There was no answer to that question. The silence itself struck a chord in me and opened the doors to a revelation I’m continuing to wrestle with:

She didn’t answer because there is no answer. Because if you can’t be content with what you have now, you will not truly be content with anything.

It will never be enough.

The 2017 movie musical “The Greatest Showman” tackles one man’s journey from squalor to splendor, and the realization that no matter how high he climbs, no matter what accolades he receives, he continues to feel empty. He goes from pursuing common favor to chasing the elites of New York society, then the applause of the nation at large…but in the end, hollowness and loss force him to come face-to-face with the fact that he had everything he needed from the start: a loving family.

I love this journey. I love it because it brought me face-to-face with the truth that if we aren’t thankful for what we have, we will never fill the hole in our hearts.

This is not to say that everyone is in ideal circumstances always, but I would like to suggest that we can find things to be thankful for even in less-than-ideal places. Even if it’s just the breath in your lungs and the clothes on your back and the opportunity to try again tomorrow, that can be enough.

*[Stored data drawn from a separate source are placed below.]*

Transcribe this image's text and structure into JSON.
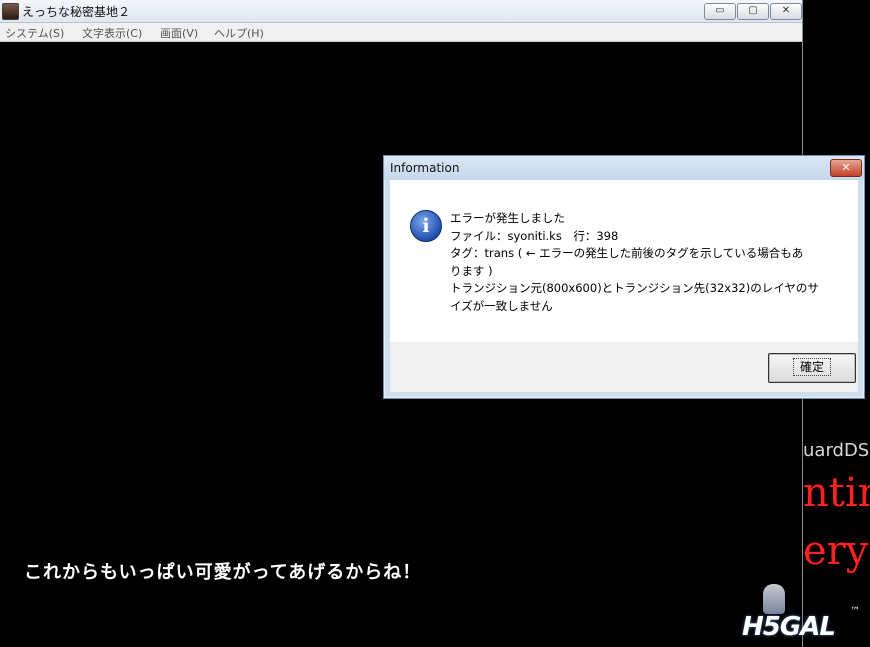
{
  "window": {
    "title": "えっちな秘密基地２",
    "controls": {
      "minimize": "▭",
      "maximize": "▢",
      "close": "✕"
    },
    "menu": [
      "システム(S)",
      "文字表示(C)",
      "画面(V)",
      "ヘルプ(H)"
    ]
  },
  "game": {
    "dialogue": "これからもいっぱい可愛がってあげるからね！"
  },
  "dialog": {
    "title": "Information",
    "close_symbol": "✕",
    "icon": "info-icon",
    "icon_glyph": "i",
    "message_lines": [
      "エラーが発生しました",
      "ファイル：syoniti.ks　行：398",
      "タグ：trans ( ← エラーの発生した前後のタグを示している場合もあ",
      "ります )",
      "トランジション元(800x600)とトランジション先(32x32)のレイヤのサ",
      "イズが一致しません"
    ],
    "ok_label": "確定"
  },
  "background_fragments": {
    "line1": "uardDSO",
    "line2": "ntin",
    "line3": "ery"
  },
  "watermark": {
    "logo": "H5GAL",
    "tm": "™"
  }
}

People often think that if they “just had” the perfect job, the perfect relationship, the perfect house, THEN they would be happy. Then they would feel fulfilled. If they had x-amount of followers on social media, if they became head pastor of a church, if they found Mr. or Mrs. Right, contentment would be achieved. Until they have those things, and the hole’s not filled. Suddenly they’re left wondering if they had a nicer car, a corner office, kids, pets, an ever nicer house…

You get the picture.

Joy is Right Now, Not Right After

Here’s the thing. Contentment and true joy are not found in achieving success. They’re found in spite of success or failure. They’re found in being thankful for what you have right here and now, not in what you could have someday. If your happiness hinges on an outcome, it’s not really happiness. It’s a pinging synapse across the lobe of your brain, and once it fizzles out, discontentment will flood back in. You will want the next big thing to make you happy. And the next. And the next. You can actually wire your brain to constantly chase after the Next Big Thing, running after a horizon that’s constantly moving away from you.

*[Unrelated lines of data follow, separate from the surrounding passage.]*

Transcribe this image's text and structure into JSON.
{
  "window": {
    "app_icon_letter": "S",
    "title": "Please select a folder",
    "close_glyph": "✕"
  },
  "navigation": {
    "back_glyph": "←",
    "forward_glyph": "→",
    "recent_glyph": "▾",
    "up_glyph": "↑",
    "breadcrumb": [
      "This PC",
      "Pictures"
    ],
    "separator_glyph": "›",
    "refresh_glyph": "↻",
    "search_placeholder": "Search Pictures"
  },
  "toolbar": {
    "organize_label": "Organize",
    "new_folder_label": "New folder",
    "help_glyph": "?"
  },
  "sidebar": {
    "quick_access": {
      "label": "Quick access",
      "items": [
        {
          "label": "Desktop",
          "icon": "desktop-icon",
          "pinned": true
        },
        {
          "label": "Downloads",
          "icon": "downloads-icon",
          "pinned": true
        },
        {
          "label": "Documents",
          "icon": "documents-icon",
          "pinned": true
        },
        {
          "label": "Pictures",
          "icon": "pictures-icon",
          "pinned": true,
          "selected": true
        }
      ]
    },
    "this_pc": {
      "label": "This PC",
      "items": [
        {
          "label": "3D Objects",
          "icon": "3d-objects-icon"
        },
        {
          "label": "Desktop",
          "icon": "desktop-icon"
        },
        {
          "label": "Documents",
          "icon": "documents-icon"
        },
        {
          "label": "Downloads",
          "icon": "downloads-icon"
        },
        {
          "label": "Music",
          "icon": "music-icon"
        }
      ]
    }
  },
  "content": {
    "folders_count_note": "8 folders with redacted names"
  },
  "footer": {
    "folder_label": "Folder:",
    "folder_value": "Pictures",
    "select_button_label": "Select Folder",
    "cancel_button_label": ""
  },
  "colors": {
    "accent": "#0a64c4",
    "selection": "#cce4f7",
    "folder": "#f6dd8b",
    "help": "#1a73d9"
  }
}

Slow down. Stop. Look around you.

You can find contentment in what you have right now. Give thanks for what’s already there. It’s not bad to have goals. It’s bad to hang your entire outlook on them, though. It’s unwise to pin contentment to the notion of a certain outcome rather than learning to live in gratefulness with what God has already given you. It’s healthy to find contentment and peace in every step of life, because you never know how long you’ll be standing there before the next one.

Happiness in an achievement is fleeting. Thankfulness for God’s provision is eternal.

Shift your perspective. Give your eyes a rest from that horizon and bring the closer things into focus. Tally up the things you’re thankful for right here and now. It’s amazing how much contentment can be found right where we are.